En Bogotá (Colombia) hay una norma que establece la aplicación obligatoria del lenguaje incluyente. Entre sus nefastas consecuencias se encuentra que a los menores de edad se les niegue el acceso a buen material didáctico por el simple hecho de no atentar contra el español y por estar escritos de manera comprensible y de fácil legibilidad (que es lo que uno esperaría de libros educativos).
En una brillante reflexión al respecto, José Flórez pone de manifiesto los disparatados extremos a los que ha llegado este engendro nacido de las entrañas de la corrección política:
Me pasó hace unos días mientras asesoraba a una de mis clientes para proveer material didáctico infantil a una entidad pública. Luego de examinar y admirar el libro en cuestión la funcionaria (integrante de un gobierno cuya cabeza no se caracteriza exactamente por su buen castellano) formuló el único reparo: era necesario que el texto hablara sistemáticamente de “los niños y las niñas” o de lo contrario el Distrito, que promueve el lenguaje incluyente, ¡no podría adquirirlo! Grave, gravísimo: ahora la paráfrasis verbal y la cacofonía son componentes esenciales de la “revolución educativa” que se le prometió a Bogotá.
El lenguaje incluyente resulta además contraproducente como herramienta de lucha feminista. Andar por ahí hablando de “los niños y las niñas”, “los estudiantes y las estudiantes”, “los ciudadanos y las ciudadanas”, “los contribuyentes y las contribuyentes”,“los líderes y las lideresas”, no solo acusa falta de gusto e insensibilidad idiomática flagrantes sino que ridiculiza y con ello desvaloriza al feminismo serio, el que invierte su energía en obtener verdaderas conquistas sociales en lugar de dilapidarla en vendettas lexicales.

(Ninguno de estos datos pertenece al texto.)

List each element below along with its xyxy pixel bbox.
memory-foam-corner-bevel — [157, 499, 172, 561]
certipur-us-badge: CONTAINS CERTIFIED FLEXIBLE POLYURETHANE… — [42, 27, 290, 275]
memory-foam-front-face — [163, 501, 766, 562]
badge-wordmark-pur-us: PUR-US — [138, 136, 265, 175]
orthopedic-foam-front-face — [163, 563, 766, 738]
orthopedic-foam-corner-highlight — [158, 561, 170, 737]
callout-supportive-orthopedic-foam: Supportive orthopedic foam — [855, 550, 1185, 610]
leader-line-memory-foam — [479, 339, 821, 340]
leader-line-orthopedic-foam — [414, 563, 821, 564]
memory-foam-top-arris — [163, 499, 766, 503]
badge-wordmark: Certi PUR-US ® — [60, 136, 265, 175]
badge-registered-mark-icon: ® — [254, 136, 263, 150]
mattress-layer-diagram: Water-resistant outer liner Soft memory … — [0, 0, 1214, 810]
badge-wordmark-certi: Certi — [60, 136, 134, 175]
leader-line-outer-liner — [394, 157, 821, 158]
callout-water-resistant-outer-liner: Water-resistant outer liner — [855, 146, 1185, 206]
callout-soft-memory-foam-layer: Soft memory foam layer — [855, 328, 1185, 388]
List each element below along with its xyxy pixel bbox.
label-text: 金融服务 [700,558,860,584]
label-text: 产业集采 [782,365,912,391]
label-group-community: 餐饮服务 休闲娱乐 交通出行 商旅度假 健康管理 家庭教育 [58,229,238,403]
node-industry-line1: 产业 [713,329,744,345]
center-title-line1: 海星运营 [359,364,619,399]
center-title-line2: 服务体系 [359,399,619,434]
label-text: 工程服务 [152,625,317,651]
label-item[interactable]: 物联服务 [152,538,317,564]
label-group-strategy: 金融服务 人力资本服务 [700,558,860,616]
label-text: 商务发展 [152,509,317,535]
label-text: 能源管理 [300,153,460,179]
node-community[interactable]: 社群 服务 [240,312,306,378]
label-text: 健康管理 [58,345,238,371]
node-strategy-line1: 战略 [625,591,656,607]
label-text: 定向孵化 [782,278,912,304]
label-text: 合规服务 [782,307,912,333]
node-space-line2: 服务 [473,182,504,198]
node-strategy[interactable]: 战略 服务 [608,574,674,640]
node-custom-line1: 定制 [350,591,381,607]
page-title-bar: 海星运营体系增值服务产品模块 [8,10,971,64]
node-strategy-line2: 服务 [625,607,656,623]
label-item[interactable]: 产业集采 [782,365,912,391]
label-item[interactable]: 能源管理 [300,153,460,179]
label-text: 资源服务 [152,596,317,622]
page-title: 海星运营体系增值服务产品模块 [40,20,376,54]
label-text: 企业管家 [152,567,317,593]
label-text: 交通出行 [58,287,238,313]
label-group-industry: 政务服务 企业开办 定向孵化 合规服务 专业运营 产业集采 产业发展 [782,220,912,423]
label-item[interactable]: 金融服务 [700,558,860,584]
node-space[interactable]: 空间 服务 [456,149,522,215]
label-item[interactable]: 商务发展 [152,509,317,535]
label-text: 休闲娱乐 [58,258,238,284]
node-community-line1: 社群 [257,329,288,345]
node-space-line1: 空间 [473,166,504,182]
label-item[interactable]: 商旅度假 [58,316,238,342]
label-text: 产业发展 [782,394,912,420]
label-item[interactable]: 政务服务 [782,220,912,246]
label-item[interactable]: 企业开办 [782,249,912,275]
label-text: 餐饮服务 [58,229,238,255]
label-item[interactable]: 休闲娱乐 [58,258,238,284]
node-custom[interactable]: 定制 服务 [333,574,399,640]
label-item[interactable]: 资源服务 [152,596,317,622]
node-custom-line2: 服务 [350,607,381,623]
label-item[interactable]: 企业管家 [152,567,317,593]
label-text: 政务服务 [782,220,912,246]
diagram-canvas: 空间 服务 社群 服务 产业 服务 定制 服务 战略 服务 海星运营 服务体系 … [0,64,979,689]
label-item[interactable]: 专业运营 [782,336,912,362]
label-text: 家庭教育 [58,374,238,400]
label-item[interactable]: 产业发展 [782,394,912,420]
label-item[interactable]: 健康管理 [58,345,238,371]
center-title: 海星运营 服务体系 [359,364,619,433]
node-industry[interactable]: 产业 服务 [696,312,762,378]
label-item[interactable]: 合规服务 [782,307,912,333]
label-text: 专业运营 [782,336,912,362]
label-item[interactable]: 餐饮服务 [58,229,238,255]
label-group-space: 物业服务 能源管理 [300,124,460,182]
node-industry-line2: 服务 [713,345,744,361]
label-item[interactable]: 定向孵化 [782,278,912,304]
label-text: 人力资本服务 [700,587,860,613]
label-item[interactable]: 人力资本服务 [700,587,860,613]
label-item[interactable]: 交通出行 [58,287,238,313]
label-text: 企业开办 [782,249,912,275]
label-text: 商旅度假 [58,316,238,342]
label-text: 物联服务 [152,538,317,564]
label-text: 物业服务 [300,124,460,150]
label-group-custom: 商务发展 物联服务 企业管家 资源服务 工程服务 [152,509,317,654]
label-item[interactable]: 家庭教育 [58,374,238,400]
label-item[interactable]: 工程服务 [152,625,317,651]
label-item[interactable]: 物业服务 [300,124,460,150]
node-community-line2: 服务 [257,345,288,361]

Y es que el lenguaje incluyente es justamente venganza y refugio del feminismo frustrado cuya premisa pareciera ser: como no pudimos acabar con la discriminación hagámoslo con el idioma. Ese mismo feminismo malogrado y mezquino que profesan las voceras de la “crítica metafísica” de la silicona y el botox. Mujeres que al parecer compensan la insatisfacción con su propio cuerpo pretendiendo imponer a otras lo que deben hacer con el suyo. Son mujeres que nunca entendieron la filosofía que subyace a todo feminismo inteligente: la defensa del imperio absoluto de la mujer sobre su vida, que desde luego incluye la libertad de agrandarse las tetas, aumentar el grosor de los labios o hacer desaparecer las arrugas por la única razón de que así lo desean.
Entre otras de las secuelas de este esperpento se encuentran la destrucción del español a una velocidad apabullante. La fuerza de ese proceso es tal que se está cargando al feminismo mientras hace morir de vergüenza ajena a todos los filólogos.
Como con toda ideología falaz, su práctica sólo conlleva a desastres.